The surface of the unconscious according to Leibniz is the micro-surface called the ‘monad’, an example that Leibniz likes to cite: “We hear the whole sound of the rustling of the waves and recognise it as the sound of waves, but at the same time the individual sounds of the waves (the micro-surface) are also reaching our ears and we cannot be aware of them. (If the micro-surface is nothing, then no matter how much nothingness is added, it remains nothing, and the murmur of the waves cannot be heard.

The concept of the monad advocated by Leibniz is also present in the world of functional programming, as described in “What is a function – its history, programming and machine learning” and “The world of sphere theory” in “Contemporary Thought, July 2020, Special Issue: World of Sphere Theory – Frontiers of Modern Mathematics Reading Notes“. The idea of the monad is also still alive in the world of functional programming, as described in “What is a function – its history, programming and machine learning”.

The idea of the monad is also connected to the panpsychism described in “Modern Thought, June 2020, Special Issue: Panpsychism – Philosophy of Mind in the 21st Century“, which states that the minute elements that make up the mind exist within everything.

Leibniz’s monad theory was further elaborated by Herbart, also of Germany, who, in his Psychology as a Science Newly Grounded in Experience, Metaphysics and Mathematics, proposed the concept of a threshold, the boundary between consciousness and unconsciousness, and tried to establish mathematically, based on the laws of motion in physics, that when the surface layers that can become conscious weaken, they sink into the unconscious below the threshold. He tried to establish mathematically, based on the laws of motion in physics, the theory that when the conscious surface is weakened, they sink into the unconscious below the threshold, but never disappear and continue to exist, waiting for an opportunity to emerge into consciousness again.
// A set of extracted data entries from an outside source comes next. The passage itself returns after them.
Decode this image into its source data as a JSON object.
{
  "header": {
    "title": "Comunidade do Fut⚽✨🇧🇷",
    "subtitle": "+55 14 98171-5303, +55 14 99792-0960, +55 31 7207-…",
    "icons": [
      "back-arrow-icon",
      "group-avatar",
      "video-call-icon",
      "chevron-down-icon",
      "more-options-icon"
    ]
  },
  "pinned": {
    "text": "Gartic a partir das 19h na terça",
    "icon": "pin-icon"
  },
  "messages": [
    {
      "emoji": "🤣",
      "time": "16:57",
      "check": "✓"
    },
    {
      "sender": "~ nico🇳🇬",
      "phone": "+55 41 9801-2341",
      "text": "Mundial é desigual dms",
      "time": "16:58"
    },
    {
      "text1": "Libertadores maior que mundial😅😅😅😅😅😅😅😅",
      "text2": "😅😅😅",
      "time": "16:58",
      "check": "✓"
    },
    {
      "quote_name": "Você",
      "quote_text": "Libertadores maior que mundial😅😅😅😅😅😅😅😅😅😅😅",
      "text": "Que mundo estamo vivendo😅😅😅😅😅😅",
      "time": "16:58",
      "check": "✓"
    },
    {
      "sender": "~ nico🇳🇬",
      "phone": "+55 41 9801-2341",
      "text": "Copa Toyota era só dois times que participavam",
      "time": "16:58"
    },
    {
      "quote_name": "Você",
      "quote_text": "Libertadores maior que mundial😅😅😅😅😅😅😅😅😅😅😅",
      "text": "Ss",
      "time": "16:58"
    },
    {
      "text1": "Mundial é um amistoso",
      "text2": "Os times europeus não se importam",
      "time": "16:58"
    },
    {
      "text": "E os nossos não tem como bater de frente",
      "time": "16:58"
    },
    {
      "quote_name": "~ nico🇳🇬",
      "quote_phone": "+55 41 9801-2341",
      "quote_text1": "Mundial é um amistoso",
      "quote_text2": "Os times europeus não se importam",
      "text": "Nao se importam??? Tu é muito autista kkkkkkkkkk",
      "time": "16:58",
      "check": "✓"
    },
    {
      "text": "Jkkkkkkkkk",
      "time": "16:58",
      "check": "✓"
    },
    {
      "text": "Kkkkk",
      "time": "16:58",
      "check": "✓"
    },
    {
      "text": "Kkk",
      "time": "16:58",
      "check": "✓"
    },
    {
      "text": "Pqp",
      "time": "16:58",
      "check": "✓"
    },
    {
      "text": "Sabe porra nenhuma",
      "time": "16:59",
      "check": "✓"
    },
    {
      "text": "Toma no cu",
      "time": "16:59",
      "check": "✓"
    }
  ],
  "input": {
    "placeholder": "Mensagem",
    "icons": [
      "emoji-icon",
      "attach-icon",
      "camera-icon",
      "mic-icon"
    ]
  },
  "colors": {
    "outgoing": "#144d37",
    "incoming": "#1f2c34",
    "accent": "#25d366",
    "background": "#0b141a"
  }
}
Focus on the unconscious in Germany – Romanticism

In Europe at the time when Leibniz proposed his theory of the monad, in Protestant countries such as the Netherlands and the UK, as described in “Realism in the Dutch Golden Age – Rembrandt and Vermeer“, autonomism, rationalism and modern civic spirit were established. The Enlightenment, which posits that all human beings have a common reason and that there are some fundamental laws in the world that can be recognised by reason, flourished and various scientific and technological developments took place.

In contrast, Romanticism, which placed value on the irrational and personal rather than on reason and society, flourished mainly in Germany, and in Japan it greatly influenced the literary works of Mori Ogai, Shimazaki Toson, Higuchi Ichiyo and others in the mid-Meiji period, as described in “Kaido yuku Kanda kaiwa” and “Kaido yuku Hongo kaiwa“.

Romanticism was concerned with phenomena such as dreams, madness, psychosis, genius, revelation, precognition and destiny, which could not be controlled by one’s will (i.e. consciousness), and believed that these phenomena were based on the unconscious, which was thought to lie deep within the mind.

Leibniz and Herbart theorised this interest in the unconscious in Romanticism, and their work provided theoretical support for the idea that human emotions and behaviour are influenced by the unconscious.

These led to Freud’s dream theory, which is also discussed in “Dreams, the brain and machine learning: from dream theory to dream data science“.